Kasus Suap Lampung Tengah
Kepala Inspektorat Setor Rp 2,1 M, 2 Rekanan Setor 5,9 M, Dijanjikan Dapat Proyek di Lampung Tengah
Dugaan praktik suap fee proyek di Kabupaten Lampung Tengah yang melibatkan mantan bupati setempat, Mustafa, semakin terang menderang
TRIBUNLAMPUNG.CO.ID, BANDAR LAMPUNG - Dugaan praktik suap fee proyek di Kabupaten Lampung Tengah yang melibatkan mantan bupati setempat, Mustafa, semakin terang menderang.
Lima orang saksi yang dihadirkan dalam sidang di Pengadilan Negeri Tanjungkarang pada Kamis (18/3/202), mengakui telah menyetorkan uang miliaran rupiah untuk mendapatkan proyek di Lampung Tengah.

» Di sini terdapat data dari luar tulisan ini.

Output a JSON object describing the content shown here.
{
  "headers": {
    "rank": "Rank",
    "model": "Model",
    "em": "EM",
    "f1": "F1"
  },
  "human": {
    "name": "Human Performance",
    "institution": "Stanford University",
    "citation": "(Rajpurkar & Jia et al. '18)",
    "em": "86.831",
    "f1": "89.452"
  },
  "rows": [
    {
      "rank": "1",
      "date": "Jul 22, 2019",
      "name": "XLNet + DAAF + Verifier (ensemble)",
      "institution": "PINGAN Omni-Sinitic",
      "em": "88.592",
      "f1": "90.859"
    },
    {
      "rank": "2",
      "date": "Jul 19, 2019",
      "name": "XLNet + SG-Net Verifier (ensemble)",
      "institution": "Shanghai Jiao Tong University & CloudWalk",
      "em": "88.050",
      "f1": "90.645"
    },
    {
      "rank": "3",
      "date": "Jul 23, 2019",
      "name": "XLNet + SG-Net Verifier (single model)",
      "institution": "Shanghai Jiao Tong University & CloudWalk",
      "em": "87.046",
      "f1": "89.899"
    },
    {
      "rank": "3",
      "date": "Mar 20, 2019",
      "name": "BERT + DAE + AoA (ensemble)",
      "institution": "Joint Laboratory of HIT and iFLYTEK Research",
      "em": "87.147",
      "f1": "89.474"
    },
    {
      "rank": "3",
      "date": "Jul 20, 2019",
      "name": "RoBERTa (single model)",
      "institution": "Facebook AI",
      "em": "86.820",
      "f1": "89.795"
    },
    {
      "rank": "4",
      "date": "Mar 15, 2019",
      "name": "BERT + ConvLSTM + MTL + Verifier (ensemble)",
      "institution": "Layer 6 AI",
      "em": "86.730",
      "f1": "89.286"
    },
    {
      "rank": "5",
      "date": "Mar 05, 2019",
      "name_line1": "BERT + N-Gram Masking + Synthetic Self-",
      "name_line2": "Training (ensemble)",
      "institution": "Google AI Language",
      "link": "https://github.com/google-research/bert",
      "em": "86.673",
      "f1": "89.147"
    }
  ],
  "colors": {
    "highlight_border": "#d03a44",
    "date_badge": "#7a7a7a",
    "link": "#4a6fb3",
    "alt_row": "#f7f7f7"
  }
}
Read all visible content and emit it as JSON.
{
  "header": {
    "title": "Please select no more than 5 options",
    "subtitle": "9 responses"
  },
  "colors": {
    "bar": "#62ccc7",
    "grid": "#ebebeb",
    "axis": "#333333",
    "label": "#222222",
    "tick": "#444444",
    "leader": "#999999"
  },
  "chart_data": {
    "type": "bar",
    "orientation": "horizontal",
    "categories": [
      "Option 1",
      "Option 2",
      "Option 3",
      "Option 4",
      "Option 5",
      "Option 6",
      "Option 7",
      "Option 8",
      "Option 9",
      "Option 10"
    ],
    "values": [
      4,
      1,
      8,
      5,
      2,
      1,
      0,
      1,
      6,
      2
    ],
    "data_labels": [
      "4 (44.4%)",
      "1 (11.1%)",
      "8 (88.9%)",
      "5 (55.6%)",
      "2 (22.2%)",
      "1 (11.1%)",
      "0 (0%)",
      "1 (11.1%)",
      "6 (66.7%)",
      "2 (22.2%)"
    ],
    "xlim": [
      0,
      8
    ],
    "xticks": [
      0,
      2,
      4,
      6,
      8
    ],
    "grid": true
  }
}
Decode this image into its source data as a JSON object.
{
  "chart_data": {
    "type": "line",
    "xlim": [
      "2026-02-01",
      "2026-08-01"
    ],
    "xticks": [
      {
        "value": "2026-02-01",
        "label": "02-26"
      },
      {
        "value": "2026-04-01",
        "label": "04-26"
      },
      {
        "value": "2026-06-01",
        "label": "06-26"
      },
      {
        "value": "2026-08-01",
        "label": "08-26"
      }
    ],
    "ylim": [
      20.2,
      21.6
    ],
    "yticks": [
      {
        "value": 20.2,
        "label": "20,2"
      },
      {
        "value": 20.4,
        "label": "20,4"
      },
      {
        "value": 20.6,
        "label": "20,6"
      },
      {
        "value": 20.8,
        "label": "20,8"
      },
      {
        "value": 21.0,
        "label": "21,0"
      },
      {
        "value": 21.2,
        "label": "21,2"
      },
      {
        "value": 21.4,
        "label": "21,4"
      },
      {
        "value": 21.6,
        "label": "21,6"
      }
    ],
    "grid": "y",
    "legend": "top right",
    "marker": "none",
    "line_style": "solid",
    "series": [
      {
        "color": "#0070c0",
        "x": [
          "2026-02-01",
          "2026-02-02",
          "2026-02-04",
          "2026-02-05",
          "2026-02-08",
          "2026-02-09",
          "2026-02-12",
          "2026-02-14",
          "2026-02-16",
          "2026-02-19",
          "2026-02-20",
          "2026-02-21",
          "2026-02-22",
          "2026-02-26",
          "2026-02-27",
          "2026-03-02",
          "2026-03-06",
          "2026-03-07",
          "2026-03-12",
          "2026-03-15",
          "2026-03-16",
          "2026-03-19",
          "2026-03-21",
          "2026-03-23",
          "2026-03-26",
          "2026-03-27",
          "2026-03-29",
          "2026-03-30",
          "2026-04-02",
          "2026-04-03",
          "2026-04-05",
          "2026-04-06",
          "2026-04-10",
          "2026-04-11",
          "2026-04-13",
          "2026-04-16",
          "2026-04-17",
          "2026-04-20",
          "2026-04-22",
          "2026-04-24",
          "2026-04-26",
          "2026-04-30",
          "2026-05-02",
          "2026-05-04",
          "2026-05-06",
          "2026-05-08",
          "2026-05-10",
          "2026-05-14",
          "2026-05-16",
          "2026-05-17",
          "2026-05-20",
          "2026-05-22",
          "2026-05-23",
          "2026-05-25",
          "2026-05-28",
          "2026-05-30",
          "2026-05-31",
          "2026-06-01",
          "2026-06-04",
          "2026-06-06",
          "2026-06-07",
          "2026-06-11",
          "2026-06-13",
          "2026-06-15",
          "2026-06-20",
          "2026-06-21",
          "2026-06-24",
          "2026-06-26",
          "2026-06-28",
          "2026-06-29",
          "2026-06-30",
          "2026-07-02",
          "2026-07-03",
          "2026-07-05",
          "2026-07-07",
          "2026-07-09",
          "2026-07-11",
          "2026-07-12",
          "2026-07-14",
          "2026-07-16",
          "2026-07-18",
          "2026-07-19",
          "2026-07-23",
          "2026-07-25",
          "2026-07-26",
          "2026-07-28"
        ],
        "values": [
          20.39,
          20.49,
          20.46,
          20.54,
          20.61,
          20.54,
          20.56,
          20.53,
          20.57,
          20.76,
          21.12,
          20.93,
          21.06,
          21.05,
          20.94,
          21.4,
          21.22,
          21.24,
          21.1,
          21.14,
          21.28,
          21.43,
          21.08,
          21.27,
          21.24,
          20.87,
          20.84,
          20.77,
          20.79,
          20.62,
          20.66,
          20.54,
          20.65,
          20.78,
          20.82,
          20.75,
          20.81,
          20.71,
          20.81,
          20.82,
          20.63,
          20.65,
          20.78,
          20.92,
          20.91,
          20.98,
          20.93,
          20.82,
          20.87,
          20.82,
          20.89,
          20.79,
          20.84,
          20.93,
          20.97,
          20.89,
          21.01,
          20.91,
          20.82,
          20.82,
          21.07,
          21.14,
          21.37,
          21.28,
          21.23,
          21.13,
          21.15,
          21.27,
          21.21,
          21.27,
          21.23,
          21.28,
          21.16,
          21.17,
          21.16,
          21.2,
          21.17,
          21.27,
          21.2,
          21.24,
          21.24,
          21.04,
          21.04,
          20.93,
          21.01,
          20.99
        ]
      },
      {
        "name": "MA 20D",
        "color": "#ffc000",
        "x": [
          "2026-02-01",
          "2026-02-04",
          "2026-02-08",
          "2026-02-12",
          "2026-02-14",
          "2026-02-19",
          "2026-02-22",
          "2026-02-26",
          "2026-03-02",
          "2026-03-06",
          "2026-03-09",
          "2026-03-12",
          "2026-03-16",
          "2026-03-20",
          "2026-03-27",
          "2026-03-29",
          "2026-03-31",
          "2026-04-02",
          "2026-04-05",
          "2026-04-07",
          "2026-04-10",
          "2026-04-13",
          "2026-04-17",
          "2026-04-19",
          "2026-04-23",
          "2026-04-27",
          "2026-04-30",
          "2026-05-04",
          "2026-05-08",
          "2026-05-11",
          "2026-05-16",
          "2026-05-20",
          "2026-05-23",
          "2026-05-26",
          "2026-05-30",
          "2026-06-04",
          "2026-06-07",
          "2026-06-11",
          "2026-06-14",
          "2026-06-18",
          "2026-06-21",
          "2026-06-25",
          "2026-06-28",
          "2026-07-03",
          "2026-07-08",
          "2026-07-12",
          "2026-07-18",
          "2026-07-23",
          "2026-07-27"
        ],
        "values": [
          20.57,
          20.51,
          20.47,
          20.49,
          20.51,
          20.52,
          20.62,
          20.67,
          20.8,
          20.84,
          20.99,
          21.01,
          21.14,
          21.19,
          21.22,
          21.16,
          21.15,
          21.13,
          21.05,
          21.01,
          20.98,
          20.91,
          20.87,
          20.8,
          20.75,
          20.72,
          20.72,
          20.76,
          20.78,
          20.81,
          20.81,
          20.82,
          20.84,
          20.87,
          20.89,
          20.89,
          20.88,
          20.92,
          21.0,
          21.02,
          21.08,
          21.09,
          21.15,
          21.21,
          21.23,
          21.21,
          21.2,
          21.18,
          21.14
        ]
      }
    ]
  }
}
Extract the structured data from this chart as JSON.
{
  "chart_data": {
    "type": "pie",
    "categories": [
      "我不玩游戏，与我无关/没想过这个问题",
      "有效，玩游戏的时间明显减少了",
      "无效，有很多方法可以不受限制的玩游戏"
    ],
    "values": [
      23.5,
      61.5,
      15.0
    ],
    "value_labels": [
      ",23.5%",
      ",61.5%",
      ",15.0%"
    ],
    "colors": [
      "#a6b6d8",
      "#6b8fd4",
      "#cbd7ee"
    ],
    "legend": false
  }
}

Adapun kelima orang saksi yang hadir itu yakni, Kepala Inspektorat Lamteng Muhibatullah, staf BPKAD Lampung Tengah Ahmad Ferizal, Direktur CV Tujuhtujuh Yusron Fauzi Saleh atau Icon, wiraswasta Irwan Hanim, dan Yusari Aris selaku wiraswasta yang juga paman Mustafa.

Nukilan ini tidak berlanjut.